Heading into the 2015 season, Markus Wheaton was expected to take the next step in his career and help shape a formidable trio of receivers along with Brown and Martavis Bryant. Wheaton who shared a locker next to Roethlisberger, spoke to Bleacher Report of the quarterback’s willingness to help him and many other young members of the team out.

“(Roethlisberger) goes out of his way a lot to help us young guys out. Whoever wants to learn, he’s willing to help them. …He is always open to conversation. He never blows anybody off.”

  • James Harrison

Former Steelers’ linebacker James Harrison did his media rounds with Fox today, stopping by Undisputed. There he stood up for his former quarterback’s leadership skills.

Harrison was quoted as saying “The people that are saying he’s a bad teammate, that’s their truth. For me, I think Ben is a good teammate and a good leader.”

  • James Conner

James Conner took to Twitter yesterday to praise his quarterback’s leadership, telling the world that Roethlisberger constantly helped him throughout last season.  It was also Roethlisberger who stood by Conner’s side last season after his fumble against the Denver Broncos.

  • JuJu Smith-Schuster

JuJu Smith-Schuster followed Conner and also tweeted out his support of Roethlisberger yesterday evening. Smith-Schuster acknowledged how incredibly blessed he was to be drafted by a team with a future Hall of Famer at quarterback. He then doubled down and confirmed that the quarterback is a true leader.

  • Antonio Brown

Yes, that is right, the leader of the anti-Roethlisberger movement, Brown has even gone on the record less than four years ago to speak about his former’s quarterback’s leadership. In the same Bleacher Report article, Brown talks about Roethlisberger constantly challenging him to be better.

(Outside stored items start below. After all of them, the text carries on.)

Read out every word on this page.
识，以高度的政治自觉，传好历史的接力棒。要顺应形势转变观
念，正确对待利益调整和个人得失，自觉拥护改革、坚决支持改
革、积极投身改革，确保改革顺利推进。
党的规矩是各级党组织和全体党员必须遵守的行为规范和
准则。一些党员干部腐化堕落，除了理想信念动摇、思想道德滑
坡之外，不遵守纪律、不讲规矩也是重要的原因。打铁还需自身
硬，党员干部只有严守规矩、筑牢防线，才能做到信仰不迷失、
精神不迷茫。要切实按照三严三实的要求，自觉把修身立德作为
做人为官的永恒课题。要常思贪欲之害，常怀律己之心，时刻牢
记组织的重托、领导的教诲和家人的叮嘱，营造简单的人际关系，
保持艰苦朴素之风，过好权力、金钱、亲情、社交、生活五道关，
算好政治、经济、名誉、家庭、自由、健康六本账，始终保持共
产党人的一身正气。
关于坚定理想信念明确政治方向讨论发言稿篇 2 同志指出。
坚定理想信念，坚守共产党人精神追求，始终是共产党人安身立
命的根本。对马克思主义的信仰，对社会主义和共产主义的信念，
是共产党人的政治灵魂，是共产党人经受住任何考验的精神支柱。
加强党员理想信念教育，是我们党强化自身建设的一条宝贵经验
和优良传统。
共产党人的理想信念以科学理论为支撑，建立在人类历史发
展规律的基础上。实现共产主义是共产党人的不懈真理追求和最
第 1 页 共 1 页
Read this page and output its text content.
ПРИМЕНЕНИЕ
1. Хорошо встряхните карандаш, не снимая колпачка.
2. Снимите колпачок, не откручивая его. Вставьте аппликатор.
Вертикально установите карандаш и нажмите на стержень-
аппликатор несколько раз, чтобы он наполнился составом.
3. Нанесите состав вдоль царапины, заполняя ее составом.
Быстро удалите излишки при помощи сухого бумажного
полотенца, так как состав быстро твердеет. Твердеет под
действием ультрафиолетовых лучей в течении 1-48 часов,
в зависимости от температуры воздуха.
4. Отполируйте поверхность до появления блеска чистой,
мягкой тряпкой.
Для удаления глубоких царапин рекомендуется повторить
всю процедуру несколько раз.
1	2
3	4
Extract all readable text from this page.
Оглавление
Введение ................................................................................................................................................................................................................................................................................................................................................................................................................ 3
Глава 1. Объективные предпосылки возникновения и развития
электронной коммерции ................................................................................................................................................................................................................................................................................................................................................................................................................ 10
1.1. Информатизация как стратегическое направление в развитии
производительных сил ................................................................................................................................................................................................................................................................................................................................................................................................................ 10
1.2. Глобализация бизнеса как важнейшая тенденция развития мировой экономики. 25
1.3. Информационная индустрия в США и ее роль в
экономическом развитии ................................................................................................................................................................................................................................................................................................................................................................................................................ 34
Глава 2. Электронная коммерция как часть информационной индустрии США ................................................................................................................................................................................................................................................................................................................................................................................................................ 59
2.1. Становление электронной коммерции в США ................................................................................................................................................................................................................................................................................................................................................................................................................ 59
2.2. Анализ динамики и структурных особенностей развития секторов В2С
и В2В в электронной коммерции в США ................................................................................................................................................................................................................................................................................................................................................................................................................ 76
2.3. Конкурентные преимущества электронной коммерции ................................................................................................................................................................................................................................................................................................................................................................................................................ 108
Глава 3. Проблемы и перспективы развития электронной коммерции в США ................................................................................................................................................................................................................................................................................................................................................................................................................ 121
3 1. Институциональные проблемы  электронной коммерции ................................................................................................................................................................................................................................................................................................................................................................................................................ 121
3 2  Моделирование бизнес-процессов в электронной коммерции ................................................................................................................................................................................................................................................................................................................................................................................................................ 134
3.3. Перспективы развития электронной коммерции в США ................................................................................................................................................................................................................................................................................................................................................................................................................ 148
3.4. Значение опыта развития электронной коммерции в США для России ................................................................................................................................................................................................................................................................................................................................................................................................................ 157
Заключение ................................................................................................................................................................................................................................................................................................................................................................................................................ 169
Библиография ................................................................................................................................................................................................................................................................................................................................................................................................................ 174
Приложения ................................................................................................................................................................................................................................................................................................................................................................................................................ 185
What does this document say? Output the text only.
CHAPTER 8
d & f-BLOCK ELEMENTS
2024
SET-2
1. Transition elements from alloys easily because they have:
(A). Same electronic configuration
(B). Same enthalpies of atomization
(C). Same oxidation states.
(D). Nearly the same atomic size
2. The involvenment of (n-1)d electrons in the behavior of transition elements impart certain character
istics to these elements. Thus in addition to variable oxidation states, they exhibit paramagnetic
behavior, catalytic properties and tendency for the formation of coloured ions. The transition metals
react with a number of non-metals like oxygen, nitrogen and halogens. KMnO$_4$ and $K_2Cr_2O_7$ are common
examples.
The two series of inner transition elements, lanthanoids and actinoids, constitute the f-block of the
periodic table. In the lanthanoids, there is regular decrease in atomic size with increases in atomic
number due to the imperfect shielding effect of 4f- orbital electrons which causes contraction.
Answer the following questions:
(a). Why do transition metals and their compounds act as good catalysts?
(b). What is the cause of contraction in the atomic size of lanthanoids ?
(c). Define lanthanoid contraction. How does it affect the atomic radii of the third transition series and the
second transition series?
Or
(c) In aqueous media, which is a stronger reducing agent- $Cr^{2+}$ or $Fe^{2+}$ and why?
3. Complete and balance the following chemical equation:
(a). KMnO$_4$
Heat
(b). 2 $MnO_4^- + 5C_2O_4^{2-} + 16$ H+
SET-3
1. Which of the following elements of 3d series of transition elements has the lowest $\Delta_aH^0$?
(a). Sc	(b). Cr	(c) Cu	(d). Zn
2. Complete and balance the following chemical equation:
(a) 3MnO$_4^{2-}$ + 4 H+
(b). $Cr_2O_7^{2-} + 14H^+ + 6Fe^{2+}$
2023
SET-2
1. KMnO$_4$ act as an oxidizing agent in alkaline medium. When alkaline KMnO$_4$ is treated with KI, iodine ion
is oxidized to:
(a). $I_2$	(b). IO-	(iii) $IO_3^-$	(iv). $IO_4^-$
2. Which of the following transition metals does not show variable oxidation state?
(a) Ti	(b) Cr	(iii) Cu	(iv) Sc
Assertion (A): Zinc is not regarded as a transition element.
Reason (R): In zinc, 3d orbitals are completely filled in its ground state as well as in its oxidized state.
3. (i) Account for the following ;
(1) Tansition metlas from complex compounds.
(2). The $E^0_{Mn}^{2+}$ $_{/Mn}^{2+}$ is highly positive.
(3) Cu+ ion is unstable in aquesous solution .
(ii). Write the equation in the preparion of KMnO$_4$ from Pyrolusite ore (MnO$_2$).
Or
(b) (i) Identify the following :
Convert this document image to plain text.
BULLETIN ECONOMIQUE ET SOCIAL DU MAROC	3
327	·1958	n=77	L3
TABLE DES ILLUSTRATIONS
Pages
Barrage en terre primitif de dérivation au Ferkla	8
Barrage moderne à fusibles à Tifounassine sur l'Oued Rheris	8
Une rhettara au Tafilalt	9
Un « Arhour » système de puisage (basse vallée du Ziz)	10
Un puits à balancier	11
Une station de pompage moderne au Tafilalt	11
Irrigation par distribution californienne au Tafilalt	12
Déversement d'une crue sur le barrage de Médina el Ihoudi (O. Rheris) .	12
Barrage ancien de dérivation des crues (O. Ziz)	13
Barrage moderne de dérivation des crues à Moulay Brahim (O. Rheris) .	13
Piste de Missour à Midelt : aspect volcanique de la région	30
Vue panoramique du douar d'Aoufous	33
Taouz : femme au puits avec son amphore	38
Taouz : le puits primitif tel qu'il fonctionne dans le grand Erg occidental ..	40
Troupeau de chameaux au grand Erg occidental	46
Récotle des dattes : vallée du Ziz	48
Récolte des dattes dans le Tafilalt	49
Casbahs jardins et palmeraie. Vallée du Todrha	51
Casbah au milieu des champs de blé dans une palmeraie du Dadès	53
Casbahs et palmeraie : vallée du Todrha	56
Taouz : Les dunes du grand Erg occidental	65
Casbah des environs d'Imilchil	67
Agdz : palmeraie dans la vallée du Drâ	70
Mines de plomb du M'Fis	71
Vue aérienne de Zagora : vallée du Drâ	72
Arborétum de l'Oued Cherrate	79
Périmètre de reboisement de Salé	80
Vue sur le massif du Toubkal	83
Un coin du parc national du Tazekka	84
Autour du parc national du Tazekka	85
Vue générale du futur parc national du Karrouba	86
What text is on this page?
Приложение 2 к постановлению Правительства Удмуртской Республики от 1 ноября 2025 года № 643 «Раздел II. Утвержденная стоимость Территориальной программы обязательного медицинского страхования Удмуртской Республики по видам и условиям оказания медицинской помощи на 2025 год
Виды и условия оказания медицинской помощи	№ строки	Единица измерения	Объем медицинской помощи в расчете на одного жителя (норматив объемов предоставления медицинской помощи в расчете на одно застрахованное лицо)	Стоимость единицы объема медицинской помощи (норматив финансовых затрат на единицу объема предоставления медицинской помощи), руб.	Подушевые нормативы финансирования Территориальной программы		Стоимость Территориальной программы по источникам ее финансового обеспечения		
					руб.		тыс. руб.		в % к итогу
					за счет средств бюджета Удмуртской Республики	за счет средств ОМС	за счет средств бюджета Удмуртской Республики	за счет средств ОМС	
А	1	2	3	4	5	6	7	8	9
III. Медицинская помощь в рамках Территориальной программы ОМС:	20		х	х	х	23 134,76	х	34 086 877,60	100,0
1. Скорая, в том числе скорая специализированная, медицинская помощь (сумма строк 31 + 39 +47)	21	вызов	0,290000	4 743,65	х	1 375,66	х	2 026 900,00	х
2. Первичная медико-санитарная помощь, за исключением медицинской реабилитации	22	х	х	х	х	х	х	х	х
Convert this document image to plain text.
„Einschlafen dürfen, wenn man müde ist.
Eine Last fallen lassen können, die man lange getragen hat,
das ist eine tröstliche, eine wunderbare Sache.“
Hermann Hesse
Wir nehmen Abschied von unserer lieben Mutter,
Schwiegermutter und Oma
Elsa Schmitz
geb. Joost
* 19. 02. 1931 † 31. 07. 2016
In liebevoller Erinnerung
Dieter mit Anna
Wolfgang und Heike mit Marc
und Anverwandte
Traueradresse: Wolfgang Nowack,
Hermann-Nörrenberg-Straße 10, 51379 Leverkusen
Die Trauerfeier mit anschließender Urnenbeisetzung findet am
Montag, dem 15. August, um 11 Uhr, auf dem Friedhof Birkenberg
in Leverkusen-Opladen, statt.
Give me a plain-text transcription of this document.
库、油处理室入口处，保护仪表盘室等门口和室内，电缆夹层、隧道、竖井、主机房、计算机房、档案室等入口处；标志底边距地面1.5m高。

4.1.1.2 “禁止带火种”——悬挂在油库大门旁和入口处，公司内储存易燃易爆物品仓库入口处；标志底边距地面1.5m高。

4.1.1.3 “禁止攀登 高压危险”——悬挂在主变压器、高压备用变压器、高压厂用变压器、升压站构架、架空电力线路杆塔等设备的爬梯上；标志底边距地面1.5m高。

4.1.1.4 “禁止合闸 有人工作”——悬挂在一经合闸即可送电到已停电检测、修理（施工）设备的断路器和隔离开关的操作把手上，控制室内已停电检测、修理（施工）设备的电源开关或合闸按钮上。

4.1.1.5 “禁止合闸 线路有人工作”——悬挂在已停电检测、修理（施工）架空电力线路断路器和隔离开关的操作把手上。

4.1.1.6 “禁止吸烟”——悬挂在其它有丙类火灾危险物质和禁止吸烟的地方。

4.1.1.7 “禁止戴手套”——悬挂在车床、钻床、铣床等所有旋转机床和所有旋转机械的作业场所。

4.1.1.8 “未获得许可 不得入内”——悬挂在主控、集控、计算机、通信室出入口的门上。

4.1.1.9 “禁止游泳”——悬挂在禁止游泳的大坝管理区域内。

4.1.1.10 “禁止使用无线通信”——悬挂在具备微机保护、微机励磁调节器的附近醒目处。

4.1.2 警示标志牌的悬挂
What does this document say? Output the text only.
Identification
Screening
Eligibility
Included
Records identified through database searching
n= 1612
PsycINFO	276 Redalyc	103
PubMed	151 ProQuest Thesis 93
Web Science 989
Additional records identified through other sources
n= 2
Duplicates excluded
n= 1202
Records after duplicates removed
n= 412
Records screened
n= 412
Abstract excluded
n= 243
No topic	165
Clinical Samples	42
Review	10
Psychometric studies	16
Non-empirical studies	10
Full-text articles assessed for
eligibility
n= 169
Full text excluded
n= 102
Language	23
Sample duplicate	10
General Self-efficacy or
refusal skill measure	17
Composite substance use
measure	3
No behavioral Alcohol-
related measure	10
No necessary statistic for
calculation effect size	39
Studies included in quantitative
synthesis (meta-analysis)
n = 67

“He helped me be a better player by always challenging me. No matter what you achieve, he’s always harping on continuously improving, finding ways to be better. He has made me a better person by talking about life things, family things. He has told me about mistakes he has made and encouraged me not to make the same mistakes. He talks about making sure we are doing the right thing for our families and being the best man we can be.”

  • Le’Veon Bell

Le’Veon Bell also decided to take a parting shot at his former quarterback on his way out of Pittsburgh, but just like Brown, his comments seemed contradictory to the comments he voiced in August 2015 to Bleacher Report. Bell at the time was facing his own legal problems and said that Roethlisberger offered helpful advice, even speaking from his own experience.

“He has told me I can’t ever be in that situation again. He has had situations where he has gotten in trouble. He got some grief for it. I’m getting that same type of thing now. He told me just to ignore it all and let my play speak for itself. He said eventually people will forget it as long as you become a better person and player. They will remember the good things. He’s always telling me right from wrong. He has said if I ever need help or have a problem, I should let him know.”